Sometimes, life throws a curveball...

"I'm really not getting much response, which would indicate a profound hearing loss in that left ear, and it may be permanent." As I sat in the Pediatric Audiologist's office, hearing her speak these words with so much caring and gentleness in her voice, my heart sank. My first thought was, "No, this is just the first test, there has to be something that can be done." Then, my mind immediately raced to the what-ifs: What if this is somehow my fault? What if it IS permanent? What if it gets worse and then he can't hear out of the other ear, either? Will he still be able to carry a tune or play an instrument? What if it's hard for him to use a telephone, and so when he grows up and moves out he never calls home to talk to me anymore? Whoa. Suddenly my whole world felt upside down, and I wondered why I had thought I could breeze through this without my husband by my side.

I had just sat holding my sweet, sleeping 4 month old Micah for an hour while an audiologist at Children's Hospital ran a hearing test on his left ear. It drove me crazy watching her laptop graphing the test and not having a clue what it all meant, but I felt him twitch when the frequencies would change so I was holding on to hope that the test was going ok. Logically, I think I knew that it was entirely possible that the test results could show significant hearing loss, as he had already failed two prior screenings in that ear. But I guess I just hadn't allowed myself to believe that he might have anything more than a correctable problem.

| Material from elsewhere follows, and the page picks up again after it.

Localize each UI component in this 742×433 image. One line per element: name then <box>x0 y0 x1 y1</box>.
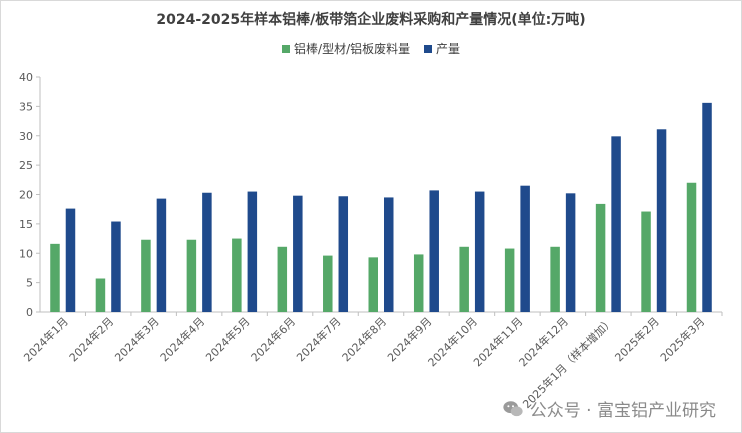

As we sat there discussing the test results and what should happen next, Micah was now quite awake and was sitting in my lap hanging on her every word. Then it happened: that big, gummy-bear grin of his just lit up the whole room. He delighted in getting her attention, drew her in with his sweet smiles and baby babbles, and she couldn't even finish her sentence before responding to him! And that is just his sweet nature; even at 4 months old he just has a way of drawing people in to his little world. I think it was then that the first seed of determination was planted in my mind: whatever happens, whatever the problem may be, this little baby is perfect and he will be fine. And I, his worried and possibly overprotective mother, will be fine too. I know sometimes -maybe many times-as we travel this unfamiliar path, it will be a struggle to remember that, but in the grand scheme of things, we could be so much worse off! The reality is that we do have a perfect, joyful, healthy little baby with four siblings who all love him fiercely, and I would not trade that for anything, whether he can hear me with both ears or not.